I have a design question. Suppose you have Order and OrderDetails tables as in RDBMS.But Suppose I have a big text or varchar column OrderDetailDesc which is say like xml column in OrderDetail and it contains details like ProductName,ProductDescriptions,OrderAmount,rate etc. Thus the size of the this column is quite large say on average 10-15KB and some are even 200KB in size. There are millions of rows in OrderDetails and thus causing the size of the table to be in 100's of GB's. It is causing unnecessarily large Database on RDBMS. Thus I have decided that I will move the OrderDetailDesc column to Cassandra. I will be using version 1.2. Now I have decided two options for this.
1. Create table with OrderId,OrderDetailId and OrderDetailDesc columns with composite primary key on OrderId and OrderDetailId. Thus sharding happens on the OrderId column and index order will be based on OrderDetailId.
2. Create table with OrderId and map column where OrderdetailId will map with OrderDetailDesc.

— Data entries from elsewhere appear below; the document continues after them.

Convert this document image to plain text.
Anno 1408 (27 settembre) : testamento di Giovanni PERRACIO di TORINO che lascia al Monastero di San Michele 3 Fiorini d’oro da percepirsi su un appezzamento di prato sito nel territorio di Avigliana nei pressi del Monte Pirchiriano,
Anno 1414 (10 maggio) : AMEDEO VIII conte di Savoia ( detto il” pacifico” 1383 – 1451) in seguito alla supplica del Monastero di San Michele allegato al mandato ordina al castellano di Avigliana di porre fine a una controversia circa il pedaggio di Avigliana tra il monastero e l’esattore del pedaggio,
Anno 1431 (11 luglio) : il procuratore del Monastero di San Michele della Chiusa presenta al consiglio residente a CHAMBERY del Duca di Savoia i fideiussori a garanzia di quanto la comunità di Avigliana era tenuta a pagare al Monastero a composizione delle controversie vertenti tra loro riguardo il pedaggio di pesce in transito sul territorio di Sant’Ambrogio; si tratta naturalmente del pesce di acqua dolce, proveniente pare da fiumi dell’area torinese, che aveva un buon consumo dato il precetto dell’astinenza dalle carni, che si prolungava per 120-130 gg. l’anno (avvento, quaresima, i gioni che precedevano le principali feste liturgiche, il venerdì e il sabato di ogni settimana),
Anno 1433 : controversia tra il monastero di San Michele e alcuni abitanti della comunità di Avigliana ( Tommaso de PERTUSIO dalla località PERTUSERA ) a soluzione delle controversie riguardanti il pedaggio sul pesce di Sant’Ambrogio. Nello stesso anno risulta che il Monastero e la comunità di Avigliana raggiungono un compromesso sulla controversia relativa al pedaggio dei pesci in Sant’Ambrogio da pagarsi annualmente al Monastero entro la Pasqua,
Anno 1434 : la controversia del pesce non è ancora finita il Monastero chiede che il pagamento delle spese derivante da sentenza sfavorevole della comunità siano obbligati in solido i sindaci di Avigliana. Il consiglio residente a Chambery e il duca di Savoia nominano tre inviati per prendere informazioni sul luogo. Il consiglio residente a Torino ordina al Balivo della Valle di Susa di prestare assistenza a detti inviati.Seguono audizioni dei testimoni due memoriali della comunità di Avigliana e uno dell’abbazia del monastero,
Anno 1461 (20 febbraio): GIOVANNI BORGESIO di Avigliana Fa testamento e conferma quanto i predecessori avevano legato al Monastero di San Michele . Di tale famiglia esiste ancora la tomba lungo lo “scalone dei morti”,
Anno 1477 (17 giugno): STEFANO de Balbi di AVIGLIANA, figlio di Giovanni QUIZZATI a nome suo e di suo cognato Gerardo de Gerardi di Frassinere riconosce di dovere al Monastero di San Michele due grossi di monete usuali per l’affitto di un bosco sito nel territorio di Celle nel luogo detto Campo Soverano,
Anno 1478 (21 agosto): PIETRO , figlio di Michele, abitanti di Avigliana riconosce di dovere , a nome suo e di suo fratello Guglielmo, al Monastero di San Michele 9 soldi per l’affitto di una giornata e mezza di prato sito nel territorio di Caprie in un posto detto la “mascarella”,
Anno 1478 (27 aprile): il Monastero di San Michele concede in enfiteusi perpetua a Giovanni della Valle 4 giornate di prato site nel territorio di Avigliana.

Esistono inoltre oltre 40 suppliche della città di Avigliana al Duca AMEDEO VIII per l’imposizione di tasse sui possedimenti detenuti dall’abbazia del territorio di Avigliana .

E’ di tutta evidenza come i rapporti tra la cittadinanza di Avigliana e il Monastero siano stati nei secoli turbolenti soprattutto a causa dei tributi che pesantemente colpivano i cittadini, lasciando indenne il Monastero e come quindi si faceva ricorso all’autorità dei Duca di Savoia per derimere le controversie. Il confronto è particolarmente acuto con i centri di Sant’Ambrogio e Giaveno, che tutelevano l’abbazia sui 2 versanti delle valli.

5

Now to give you more information. There will be around 3 million insert\update in this table. However, Inserts will be far too much than update.
There will be around 500 or say 1000 select based on OrderId which brings all the orderDetails.
There will be around 100 select based on OrderId and OrderDetailId.
I would like to know which approach would be better. I am leaning towards approach 1. However, I want to know about map columns. Do the whole map column will be read even if a single orderdetailid is retrieved or updated?
In approach 1 OrderId will be repeated for each OrderDetailId. Is the space used in approach 1 will be more than approach 2?
Please let me know if I have not made myself clear and you need any other information.
Also, please note that this scenario I have just fabricated and in my case the OrderDetailDesc column can not be normalized further as some of you may point to that.